Galileo - the atomic clock

Galileo - Principles of the atomic clock

For a satellite navigation system to work correctly, it is necessary that the signals broadcast by the satellites are transmitted synchronously. In order to achieve this, the satellites carry very stable clocks.

The Galileo satellites will carry two types of clocks: rubidium atomic frequency standards and passive hydrogen masers. The stability of the rubidium clock is so good that it would lose only three seconds in one million years, while the passive hydrogen maser is even more stable and it would lose only one second in three million years.

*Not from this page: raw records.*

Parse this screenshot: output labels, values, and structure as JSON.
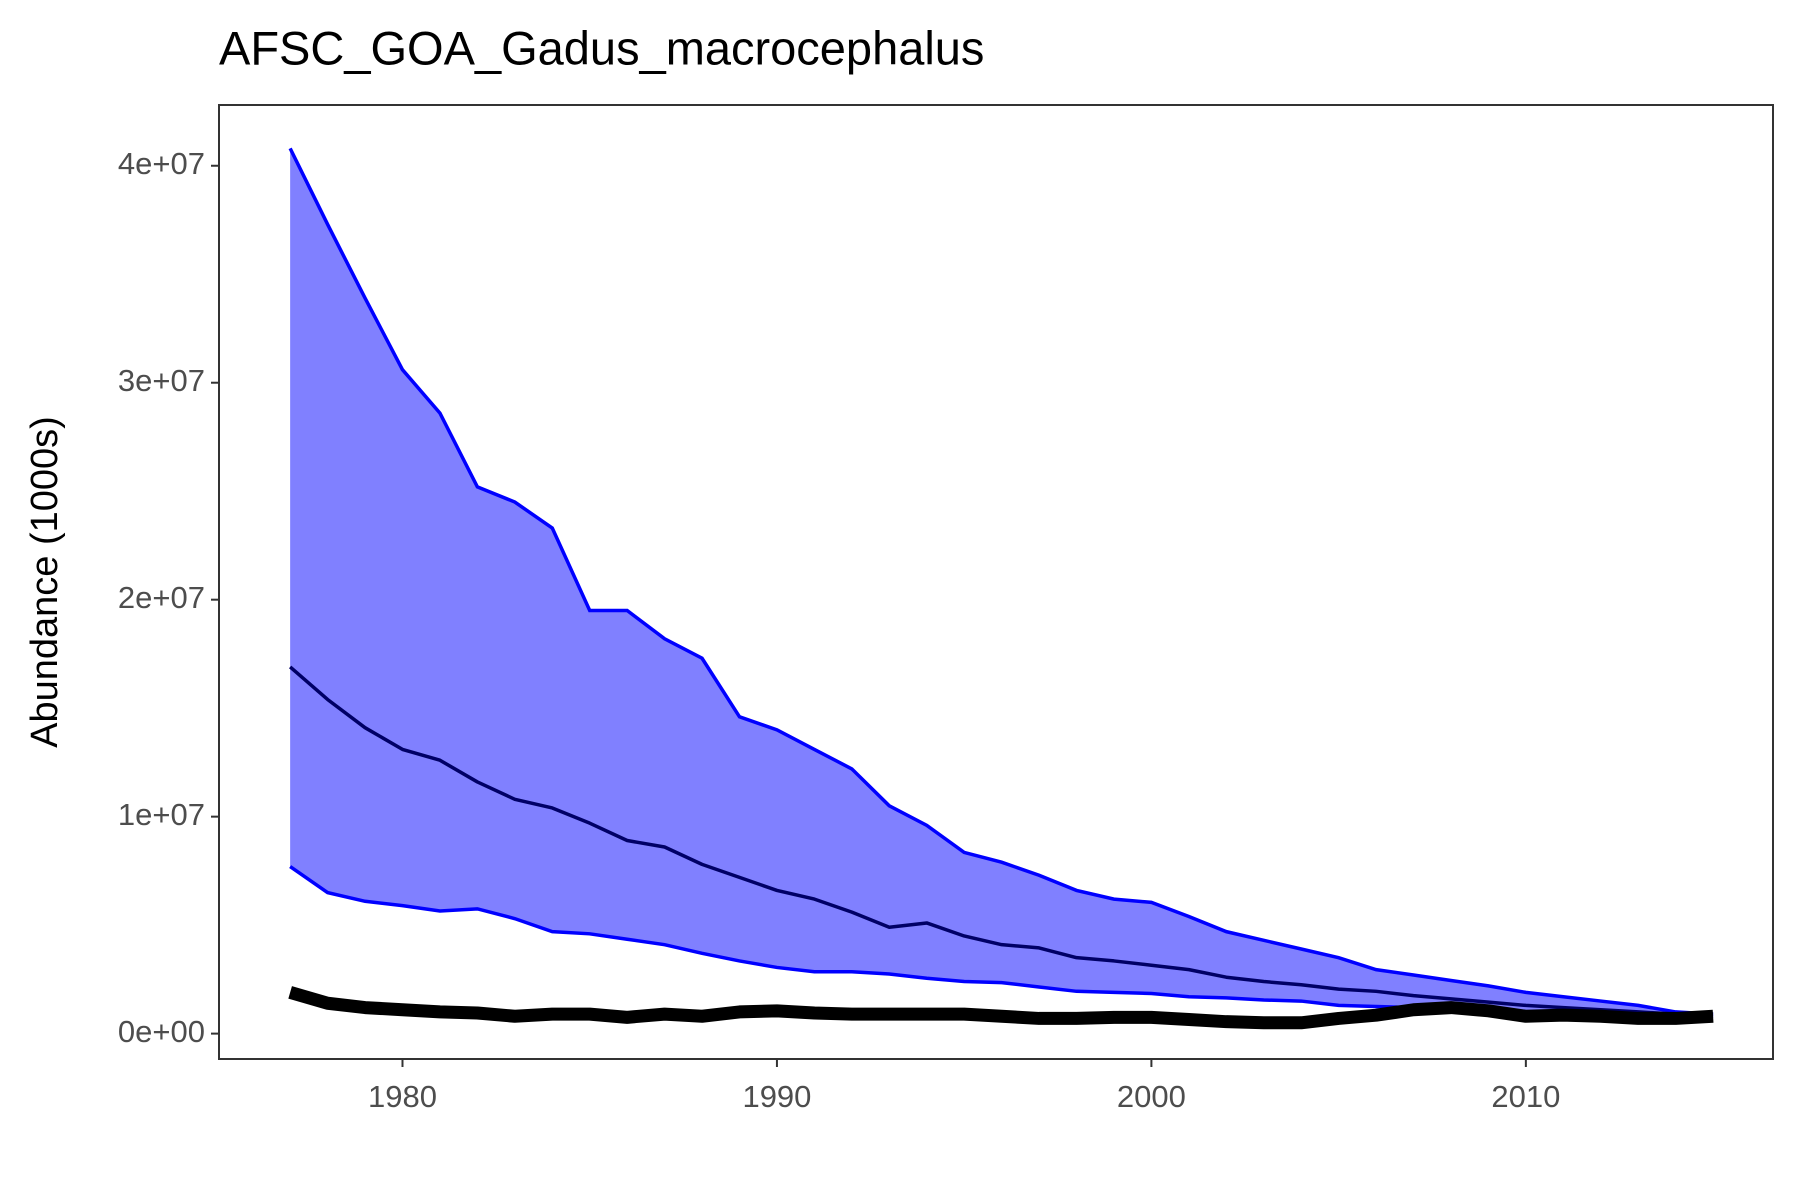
{
  "chart_data": {
    "type": "line",
    "title": "AFSC_GOA_Gadus_macrocephalus",
    "y_label": "Abundance (1000s)",
    "x": [
      1977,
      1978,
      1979,
      1980,
      1981,
      1982,
      1983,
      1984,
      1985,
      1986,
      1987,
      1988,
      1989,
      1990,
      1991,
      1992,
      1993,
      1994,
      1995,
      1996,
      1997,
      1998,
      1999,
      2000,
      2001,
      2002,
      2003,
      2004,
      2005,
      2006,
      2007,
      2008,
      2009,
      2010,
      2011,
      2012,
      2013,
      2014,
      2015
    ],
    "band": {
      "color": "#8080ff",
      "edge_color": "#0000ff",
      "upper": [
        40800000,
        37300000,
        33900000,
        30600000,
        28600000,
        25200000,
        24500000,
        23300000,
        19500000,
        19500000,
        18200000,
        17300000,
        14600000,
        14000000,
        13100000,
        12200000,
        10500000,
        9600000,
        8350000,
        7900000,
        7300000,
        6600000,
        6200000,
        6050000,
        5400000,
        4700000,
        4300000,
        3900000,
        3500000,
        2950000,
        2700000,
        2450000,
        2200000,
        1900000,
        1700000,
        1500000,
        1300000,
        1000000,
        900000
      ],
      "lower": [
        7700000,
        6500000,
        6100000,
        5900000,
        5650000,
        5750000,
        5300000,
        4700000,
        4600000,
        4350000,
        4100000,
        3700000,
        3350000,
        3050000,
        2850000,
        2850000,
        2750000,
        2550000,
        2400000,
        2350000,
        2150000,
        1950000,
        1900000,
        1850000,
        1700000,
        1650000,
        1550000,
        1500000,
        1300000,
        1250000,
        1200000,
        1150000,
        1100000,
        1000000,
        950000,
        900000,
        850000,
        800000,
        800000
      ]
    },
    "series": [
      {
        "color": "#000066",
        "width": 3.5,
        "values": [
          16900000,
          15400000,
          14100000,
          13100000,
          12600000,
          11600000,
          10800000,
          10400000,
          9700000,
          8900000,
          8600000,
          7800000,
          7200000,
          6600000,
          6200000,
          5600000,
          4900000,
          5100000,
          4500000,
          4100000,
          3950000,
          3500000,
          3350000,
          3150000,
          2950000,
          2600000,
          2400000,
          2250000,
          2050000,
          1950000,
          1750000,
          1600000,
          1450000,
          1300000,
          1200000,
          1100000,
          1000000,
          900000,
          900000
        ]
      },
      {
        "color": "#000000",
        "width": 13,
        "values": [
          1900000,
          1400000,
          1200000,
          1100000,
          1000000,
          950000,
          800000,
          900000,
          900000,
          750000,
          900000,
          800000,
          1000000,
          1050000,
          950000,
          900000,
          900000,
          900000,
          900000,
          800000,
          700000,
          700000,
          750000,
          750000,
          650000,
          550000,
          500000,
          500000,
          700000,
          850000,
          1100000,
          1200000,
          1050000,
          800000,
          850000,
          800000,
          700000,
          700000,
          800000
        ]
      }
    ],
    "xlim": [
      1975.1,
      2016.6
    ],
    "ylim": [
      -1170000,
      42800000
    ],
    "xticks": [
      1980,
      1990,
      2000,
      2010
    ],
    "yticks": [
      {
        "value": 0,
        "label": "0e+00"
      },
      {
        "value": 10000000,
        "label": "1e+07"
      },
      {
        "value": 20000000,
        "label": "2e+07"
      },
      {
        "value": 30000000,
        "label": "3e+07"
      },
      {
        "value": 40000000,
        "label": "4e+07"
      }
    ],
    "grid": false
  }
}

However this kind of stability is really needed, since an error of only a few nanoseconds (billionths of a second) on the Galileo measurements would produce a positioning error of metres which would not be acceptable.

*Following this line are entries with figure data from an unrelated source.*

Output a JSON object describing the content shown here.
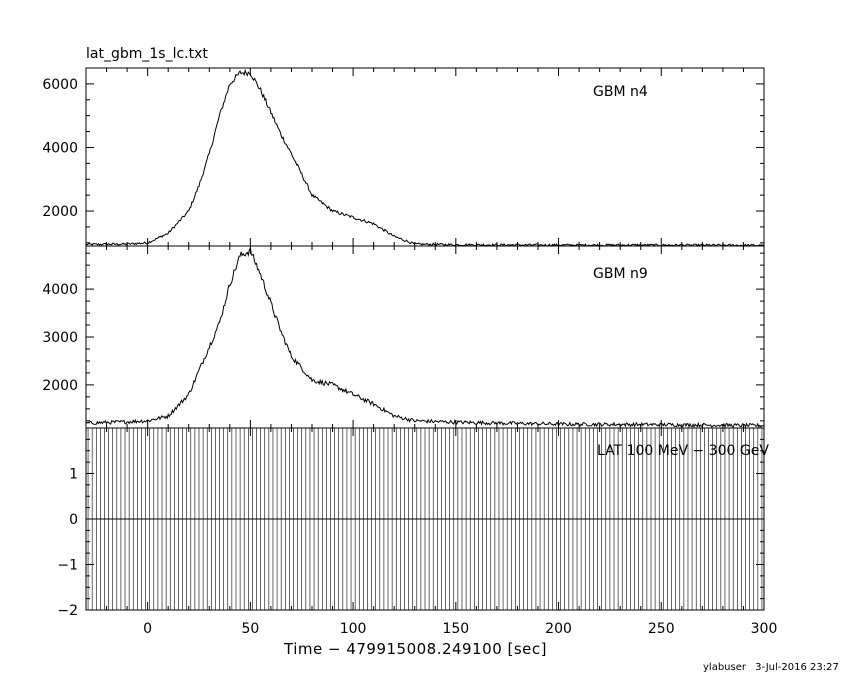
{
  "chart_data": {
    "type": "line",
    "title": "lat_gbm_1s_lc.txt",
    "xlabel": "Time − 479915008.249100 [sec]",
    "xlim": [
      -30,
      300
    ],
    "x_ticks": [
      0,
      50,
      100,
      150,
      200,
      250,
      300
    ],
    "panels": [
      {
        "name": "GBM n4",
        "ylim": [
          900,
          6500
        ],
        "y_ticks": [
          2000,
          4000,
          6000
        ],
        "x": [
          -30,
          -10,
          0,
          10,
          20,
          25,
          30,
          35,
          40,
          45,
          50,
          55,
          60,
          65,
          70,
          80,
          90,
          100,
          110,
          120,
          130,
          150,
          200,
          250,
          300
        ],
        "y": [
          950,
          960,
          1000,
          1300,
          2000,
          2800,
          3800,
          5000,
          6000,
          6350,
          6350,
          5800,
          5100,
          4400,
          3800,
          2500,
          2000,
          1800,
          1600,
          1200,
          960,
          940,
          930,
          930,
          920
        ]
      },
      {
        "name": "GBM n9",
        "ylim": [
          1100,
          4900
        ],
        "y_ticks": [
          2000,
          3000,
          4000
        ],
        "x": [
          -30,
          -10,
          0,
          10,
          20,
          25,
          30,
          35,
          40,
          45,
          50,
          55,
          60,
          65,
          70,
          80,
          90,
          100,
          110,
          120,
          130,
          150,
          200,
          250,
          300
        ],
        "y": [
          1200,
          1230,
          1250,
          1350,
          1800,
          2300,
          2800,
          3300,
          4100,
          4700,
          4800,
          4300,
          3700,
          3100,
          2600,
          2100,
          2000,
          1800,
          1600,
          1350,
          1250,
          1220,
          1180,
          1170,
          1150
        ]
      },
      {
        "name": "LAT 100 MeV − 300 GeV",
        "ylim": [
          -2,
          2
        ],
        "y_ticks": [
          -2,
          -1,
          0,
          1
        ],
        "value": 0,
        "errorbar_min": -2,
        "errorbar_max": 2
      }
    ],
    "grid": false,
    "legend": "none"
  },
  "footer": {
    "user": "ylabuser",
    "timestamp": "3-Jul-2016 23:27"
  }
}
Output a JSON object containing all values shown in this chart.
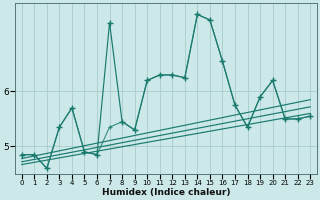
{
  "xlabel": "Humidex (Indice chaleur)",
  "bg_color": "#cce8e8",
  "line_color": "#1a7a6e",
  "grid_color": "#aacccc",
  "xlim": [
    -0.5,
    23.5
  ],
  "ylim": [
    4.5,
    7.6
  ],
  "yticks": [
    5,
    6
  ],
  "xticks": [
    0,
    1,
    2,
    3,
    4,
    5,
    6,
    7,
    8,
    9,
    10,
    11,
    12,
    13,
    14,
    15,
    16,
    17,
    18,
    19,
    20,
    21,
    22,
    23
  ],
  "main_x": [
    0,
    1,
    2,
    3,
    4,
    5,
    6,
    7,
    8,
    9,
    10,
    11,
    12,
    13,
    14,
    15,
    16,
    17,
    18,
    19,
    20,
    21,
    22,
    23
  ],
  "main_y": [
    4.85,
    4.85,
    4.6,
    5.35,
    5.7,
    4.9,
    4.85,
    7.25,
    5.45,
    5.3,
    6.2,
    6.3,
    6.3,
    6.25,
    7.4,
    7.3,
    6.55,
    5.75,
    5.35,
    5.9,
    6.2,
    5.5,
    5.5,
    5.55
  ],
  "line2_x": [
    0,
    1,
    2,
    3,
    4,
    5,
    6,
    7,
    8,
    9,
    10,
    11,
    12,
    13,
    14,
    15,
    16,
    17,
    18,
    19,
    20,
    21,
    22,
    23
  ],
  "line2_y": [
    4.85,
    4.85,
    4.6,
    5.35,
    5.7,
    4.9,
    4.85,
    5.35,
    5.45,
    5.3,
    6.2,
    6.3,
    6.3,
    6.25,
    7.4,
    7.3,
    6.55,
    5.75,
    5.35,
    5.9,
    6.2,
    5.5,
    5.5,
    5.55
  ],
  "trend1_x": [
    0,
    23
  ],
  "trend1_y": [
    4.78,
    5.85
  ],
  "trend2_x": [
    0,
    23
  ],
  "trend2_y": [
    4.72,
    5.72
  ],
  "trend3_x": [
    0,
    23
  ],
  "trend3_y": [
    4.67,
    5.6
  ]
}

An atomic clock works like a conventional clock but the time-base of the clock, instead of being an oscillating mass as in a pendulum clock, is based on the properties of atoms when transitioning between different energy states.

An atom, when excited by an external energy source, goes to a higher energy state. Then, from this state, it goes to a lower energy state. In this transition, the atom releases energy at a very precise frequency which is characteristic of the type of atom. This is like a signature for the type of material used. All that is needed for making a good clock is a way of detecting this frequency and using it as an input to a counter. This is the principle behind an atomic clock.